Thursday, April 21, 2005

 

Oh God, It's Another Serious Post . . . .

This time about Andrea Dworkin. Yes, yes, I know, she died ages ago, but I was busy, and, given how vastly important I'm sure people will find my comments on the subject, I decided to give them here.

The first and most important thing to say is that I'm starting from a very biased standpoint. You see, I'm male, and thus am complicit in all the many horrible things that she believed men, as a whole, were guilty of. Now, I know men are, at times, complete bastards. I am myself. But, we're not as horrible as Dworkin believed.

I'm not going to attempt too much on this topic, mostly because several of her views make my blood boil, so I'm going to leave it to the always excellent Cathy Young to point out all the many problems with her views here and here. And, for a humourous take, Blame Bush is always helpful.

However, I'm not going to stop there. You see, the most baffling of opinions expressed after Dworkin's death was that of Susie Bright, expressed here. I don't begin to understand how a feminist pornographer can have so much time for a woman who believed pornography to be absolutely horrific, and had all but issued a death sentence on said pornographer. Let's have a look at some of the things she wrote in her eulogy to Dworkin:

"Along with Kate Millet in Sexual Politics, Andrea Dworkin used her considerable intellectual powers to analyze pornography, which was something that no one had done before. No one. The men who made porn didn’t. Porn was like a low culture joke before the feminist revolution kicked its ass. It was beneath discussion."

It's always good to dismiss a whole ouevre of work as irrelevant, isn't it? Apart from anything else, this summary of 'porn before women got behind the pen/camera lens' does it little or no justice. Is there no redeeming literary quality in, for example, DH Lawrence's 'Lady Chatterley's Lover?' See, I think there is.

"She was a scholar of great men, and the one she studied the most, the Marquis de Sade, was someone she could quote up one side and down the other. I'm the one who said she was his feminist reincarnation. She rewrote his Juliette when she wrote her novel Ice and Fire. So much for man-hating."

I'm sure this is such an obvious point it barely needs making, but the Marquis de Sade is hardly typical of standard male fantsies, is he? I tried to watch 'Salo,' but I found it extremely difficult. Taking the most extreme example as some kind of standard is an academic flaw, and should hardly be encouraged. And was de Sade really a 'great man?'

"It was Andrea’s take-no-prisoners attitude toward patriarchy that I always liked the best. Bourgeois feminists were so BORING. They wanted to keep their maiden name and have it listed in the white pages; they wanted to get a nice corner office in the skyscraper. When I was a teenager in the 70s I couldn't relate to those concerns."
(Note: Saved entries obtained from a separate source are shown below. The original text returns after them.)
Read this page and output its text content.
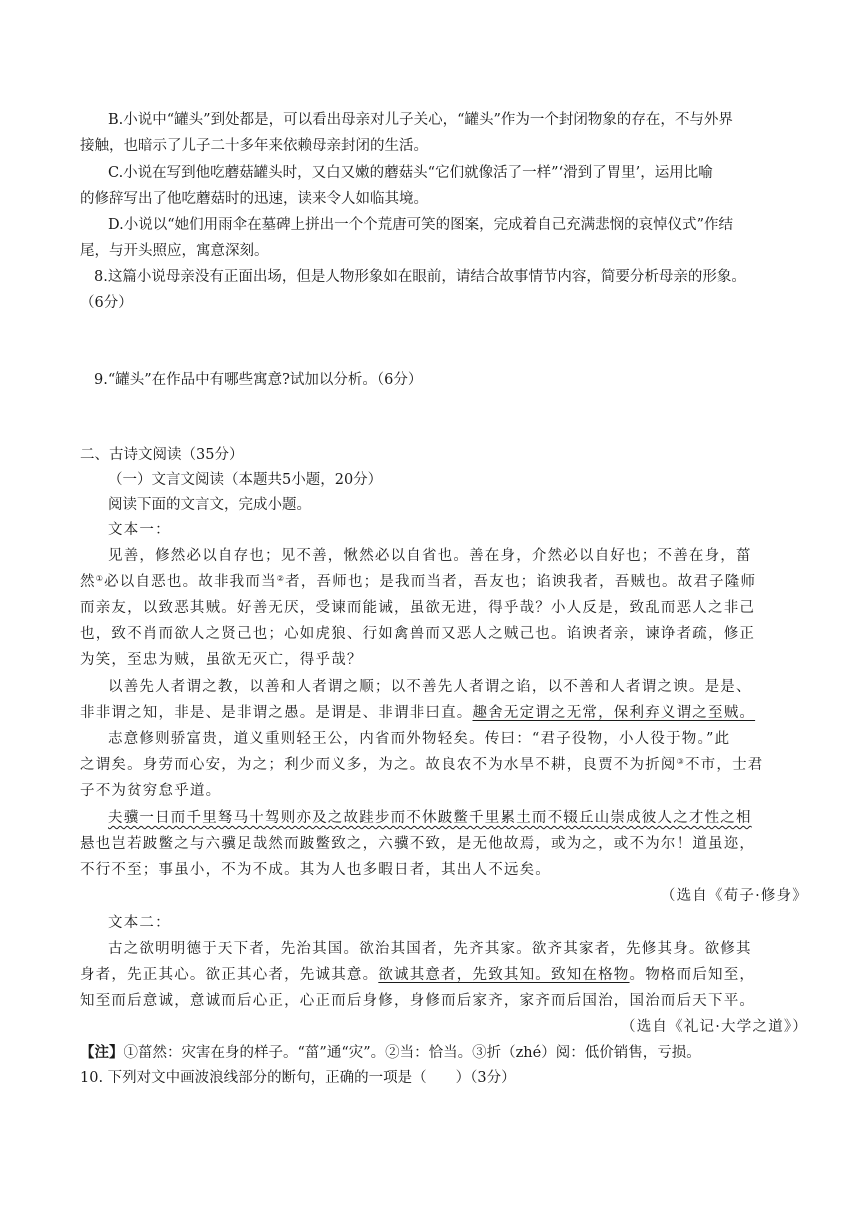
B.小说中“罐头”到处都是，可以看出母亲对儿子关心，“罐头”作为一个封闭物象的存在，不与外界
接触，也暗示了儿子二十多年来依赖母亲封闭的生活。
C.小说在写到他吃蘑菇罐头时，又白又嫩的蘑菇头“它们就像活了一样”‘滑到了胃里’，运用比喻
的修辞写出了他吃蘑菇时的迅速，读来令人如临其境。
D.小说以“她们用雨伞在墓碑上拼出一个个荒唐可笑的图案，完成着自己充满悲悯的哀悼仪式”作结
尾，与开头照应，寓意深刻。
8.这篇小说母亲没有正面出场，但是人物形象如在眼前，请结合故事情节内容，简要分析母亲的形象。
（6分）
9.“罐头”在作品中有哪些寓意?试加以分析。（6分）
二、古诗文阅读（35分）
（一）文言文阅读（本题共5小题，20分）
阅读下面的文言文，完成小题。
文本一：
见善，修然必以自存也；见不善，愀然必以自省也。善在身，介然必以自好也；不善在身，菑
然①必以自恶也。故非我而当②者，吾师也；是我而当者，吾友也；谄谀我者，吾贼也。故君子隆师
而亲友，以致恶其贼。好善无厌，受谏而能诫，虽欲无进，得乎哉？小人反是，致乱而恶人之非己
也，致不肖而欲人之贤己也；心如虎狼、行如禽兽而又恶人之贼己也。谄谀者亲，谏诤者疏，修正
为笑，至忠为贼，虽欲无灭亡，得乎哉？
以善先人者谓之教，以善和人者谓之顺；以不善先人者谓之谄，以不善和人者谓之谀。是是、
非非谓之知，非是、是非谓之愚。是谓是、非谓非曰直。趣舍无定谓之无常，保利弃义谓之至贼。
志意修则骄富贵，道义重则轻王公，内省而外物轻矣。传曰：“君子役物，小人役于物。”此
之谓矣。身劳而心安，为之；利少而义多，为之。故良农不为水旱不耕，良贾不为折阅③不市，士君
子不为贫穷怠乎道。
夫骥一日而千里驽马十驾则亦及之故跬步而不休跛鳖千里累土而不辍丘山崇成彼人之才性之相
悬也岂若跛鳖之与六骥足哉然而跛鳖致之，六骥不致，是无他故焉，或为之，或不为尔！道虽迩，
不行不至；事虽小，不为不成。其为人也多暇日者，其出人不远矣。
（选自《荀子·修身》
文本二：
古之欲明明德于天下者，先治其国。欲治其国者，先齐其家。欲齐其家者，先修其身。欲修其
身者，先正其心。欲正其心者，先诚其意。欲诚其意者，先致其知。致知在格物。物格而后知至，
知至而后意诚，意诚而后心正，心正而后身修，身修而后家齐，家齐而后国治，国治而后天下平。
（选自《礼记·大学之道》）
【注】①菑然：灾害在身的样子。“菑”通“灾”。②当：恰当。③折（zhé）阅：低价销售，亏损。
10. 下列对文中画波浪线部分的断句，正确的一项是（　　）（3分）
I'm sure they were boring. Hoping to become a corner-office schlub is hardly the greatest ambition in life. However, it seems to me that it's these women, with their modest aims and aspirations, who have done much more for women generally, and at much less of a cost to the feminist movement as a whole, than a million Dworkins could have done, no matter how exciting they might have seemed.

"I loved that she dared attack the very notion of intercourse. It was the pie aimed right in the crotch of Mr. Big Stuff. It was an impossible theory, but it wasn’t absurd. There is something about literally being fucked that colors your world, pretty or ugly, and it was about time someone said so."

I'm not going to pretend that I understand this. Just what is 'Mr. Big Stuff?' is it pornography? Capitalism? The male gender? What? And I don't get the 'pretty or ugly' bit, either. Under what circumstances was Dworkin tolerant of intercourse? I can't think of any off the top of my head, and if there were any, they weren't very numerous. So she never said any such thing. Dworkin would have said it made your world, and the world, uglier.

I try to be fair. There is something online called the 'Andrea Dworkin Lie Detector' which attempts to answer some of the more pernicious myths surrounding her life. Fair enough. I was all set to praise this, however, when I clicked on the link at the bottom of the page, to a group called 'Always Causing Legal Unrest.' This appears to be a website of, to put it bluntly, feminist extremists. It contains, approvingly, a photograph of arson, for example. It also contains a rather bizarre fantasy of castration (the weak-of-stomach: beware) here. Now look, I'm not a fan of Bret Easton Ellis. I found 'American Psycho' to be disgusting and boring by turns. That passage, however, is exactly what happens when you follow the teaching of the most extreme feminists to their logical conclusions.

Unlike many men, I didn't hate Andrea Dworkin. She was clearly a very sad individual, and I shall not cheer her death. The death of several of her ideas, however, would be more than welcome.